At the showdown, those players still remaining compare their hands according to the following rankings:
1. Straight flush, five cards of the same suit in sequence, such as 76543 of hearts. Ranked by the top card, so that AKQJT is the best straight flush, also called a royal flush. The ace can play low to make 5432A, the lowest straight flush. 2. Four of a kind, four cards of the same rank accompanied by a "kicker", like 44442. Ranked by the quads, so that 44442 beats 3333K. 3. Full house, three cards of one rank accompanied by two of another, such as 777JJ. Ranked by the trips, so that 44422 beats 333AA. 4. Flush, five cards of the same suit, such as AJ942 of hearts. Ranked by the top card, and then by the next card, so that AJ942 beats AJ876. Suits are not used to break ties. 5. Straight, five cards in sequence, such as 76543. The ace plays either high or low, making AKQJT and 5432A. "Around the corner" straights like 32AKQ are usually not allowed. 6. Three of a kind, three cards of the same rank and two kickers of different ranks, such as KKK84. Ranked by the trips, so that KKK84 beats QQQAK, but QQQAK beats QQQA7. 7. Two pair, two cards of one rank, two cards of another rank and a kicker of a third rank, such as KK449. Ranked by the top pair, then the bottom pair and finally the kicker, so that KK449 beats any of QQJJA, KK22Q, and KK445. 8. One pair, two cards of one rank accompanied by three kickers of different ranks, such as AAK53. Ranked by the pair, followed by each kicker in turn, so that AAK53 beats AAK52. 9. High card, any hand that does not qualify as one of the better hands above, such as KJ542 of mixed suits. Ranked by the top card, then the second card and so on, as for flushes. Suits are not used to break ties.

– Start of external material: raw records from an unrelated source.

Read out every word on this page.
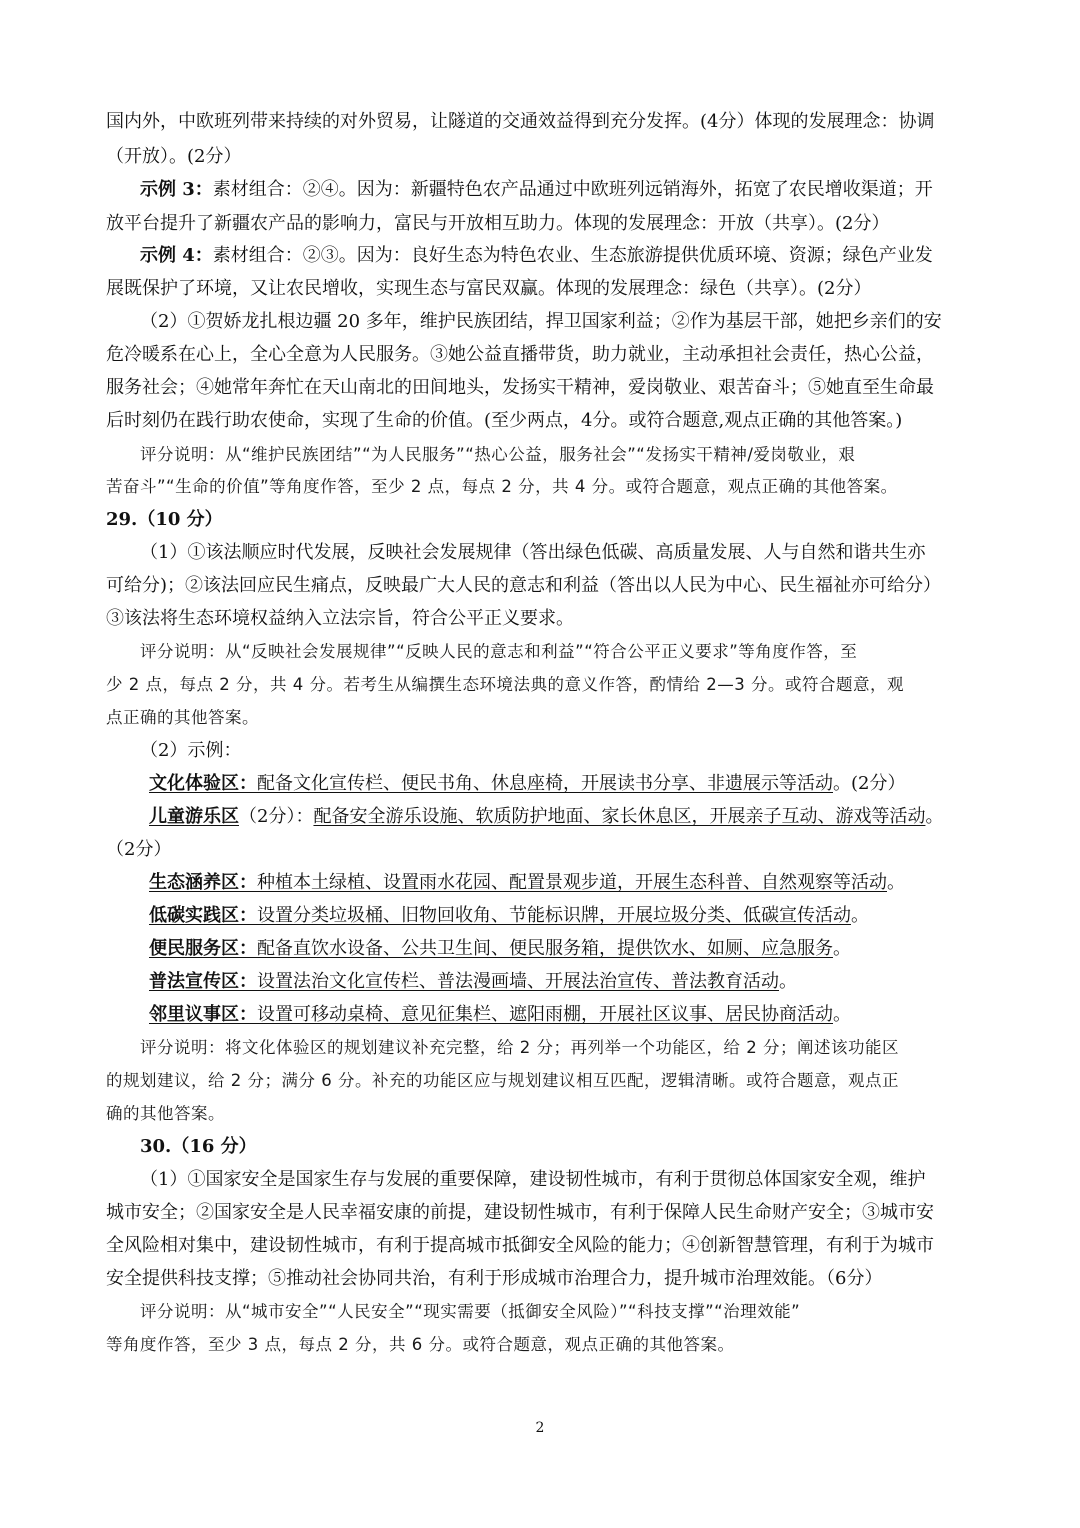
国内外，中欧班列带来持续的对外贸易，让隧道的交通效益得到充分发挥。(4分）体现的发展理念：协调
（开放）。(2分）
示例 3：素材组合：②④。因为：新疆特色农产品通过中欧班列远销海外，拓宽了农民增收渠道；开
放平台提升了新疆农产品的影响力，富民与开放相互助力。体现的发展理念：开放（共享）。(2分）
示例 4：素材组合：②③。因为：良好生态为特色农业、生态旅游提供优质环境、资源；绿色产业发
展既保护了环境，又让农民增收，实现生态与富民双赢。体现的发展理念：绿色（共享）。(2分）
（2）①贺娇龙扎根边疆 20 多年，维护民族团结，捍卫国家利益；②作为基层干部，她把乡亲们的安
危冷暖系在心上，全心全意为人民服务。③她公益直播带货，助力就业，主动承担社会责任，热心公益，
服务社会；④她常年奔忙在天山南北的田间地头，发扬实干精神，爱岗敬业、艰苦奋斗；⑤她直至生命最
后时刻仍在践行助农使命，实现了生命的价值。(至少两点，4分。或符合题意,观点正确的其他答案。)
评分说明：从“维护民族团结”“为人民服务”“热心公益，服务社会”“发扬实干精神/爱岗敬业，艰
苦奋斗”“生命的价值”等角度作答，至少 2 点，每点 2 分，共 4 分。或符合题意，观点正确的其他答案。
29.（10 分）
（1）①该法顺应时代发展，反映社会发展规律（答出绿色低碳、高质量发展、人与自然和谐共生亦
可给分)；②该法回应民生痛点，反映最广大人民的意志和利益（答出以人民为中心、民生福祉亦可给分）
③该法将生态环境权益纳入立法宗旨，符合公平正义要求。
评分说明：从“反映社会发展规律”“反映人民的意志和利益”“符合公平正义要求”等角度作答，至
少 2 点，每点 2 分，共 4 分。若考生从编撰生态环境法典的意义作答，酌情给 2—3 分。或符合题意，观
点正确的其他答案。
（2）示例：
文化体验区：配备文化宣传栏、便民书角、休息座椅，开展读书分享、非遗展示等活动。(2分）
儿童游乐区（2分）：配备安全游乐设施、软质防护地面、家长休息区，开展亲子互动、游戏等活动。
（2分）
生态涵养区：种植本土绿植、设置雨水花园、配置景观步道，开展生态科普、自然观察等活动。
低碳实践区：设置分类垃圾桶、旧物回收角、节能标识牌，开展垃圾分类、低碳宣传活动。
便民服务区：配备直饮水设备、公共卫生间、便民服务箱，提供饮水、如厕、应急服务。
普法宣传区：设置法治文化宣传栏、普法漫画墙、开展法治宣传、普法教育活动。
邻里议事区：设置可移动桌椅、意见征集栏、遮阳雨棚，开展社区议事、居民协商活动。
评分说明：将文化体验区的规划建议补充完整，给 2 分；再列举一个功能区，给 2 分；阐述该功能区
的规划建议，给 2 分；满分 6 分。补充的功能区应与规划建议相互匹配，逻辑清晰。或符合题意，观点正
确的其他答案。
30.（16 分）
（1）①国家安全是国家生存与发展的重要保障，建设韧性城市，有利于贯彻总体国家安全观，维护
城市安全；②国家安全是人民幸福安康的前提，建设韧性城市，有利于保障人民生命财产安全；③城市安
全风险相对集中，建设韧性城市，有利于提高城市抵御安全风险的能力；④创新智慧管理，有利于为城市
安全提供科技支撑；⑤推动社会协同共治，有利于形成城市治理合力，提升城市治理效能。（6分）
评分说明：从“城市安全”“人民安全”“现实需要（抵御安全风险）”“科技支撑”“治理效能”
等角度作答，至少 3 点，每点 2 分，共 6 分。或符合题意，观点正确的其他答案。
2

Suits are not used to break ties, nor are cards beyond the fifth; only the best five cards in each hand are used in the comparison. In the case of a tie, the pot is split equally among the winning hands.
Several variations are possible when playing for low. Some games permit the ace to play low and ignore straights and flushes, making 5432A the best possible low, even if it makes a straight flush. Other games just reverse the order used for high hands, making 75432 of mixed suits the best possible low. Still others count straights and flushes against you but let the ace play low, making 6432A best. Note that in most games in which the ace plays low, a pair of aces is lower than a pair of deuces, just as an ace is lower than a deuce.
When a joker is in play, it usually can only be used as an ace or to complete a straight or flush. It cannot be used as a true wild card, for example, as a queen to make QQ43X play as three queens. When playing for low, the joker becomes the lowest rank not already held, so 864AX is played as 8642A, with the joker used as a deuce.
Although true wild cards are rarely seen in a casino, they are a popular way to add excitement to a home game. Wild cards introduce an additional hand, five of a kind, which normally ranks above a straight flush. They can also cause confusion when two players hold the same hand composed of different wild card combinations. The standard rules of poker do not distinguish between such hands, but some players prefer to rank hands using fewer wild cards above less “natural” versions of the same hand.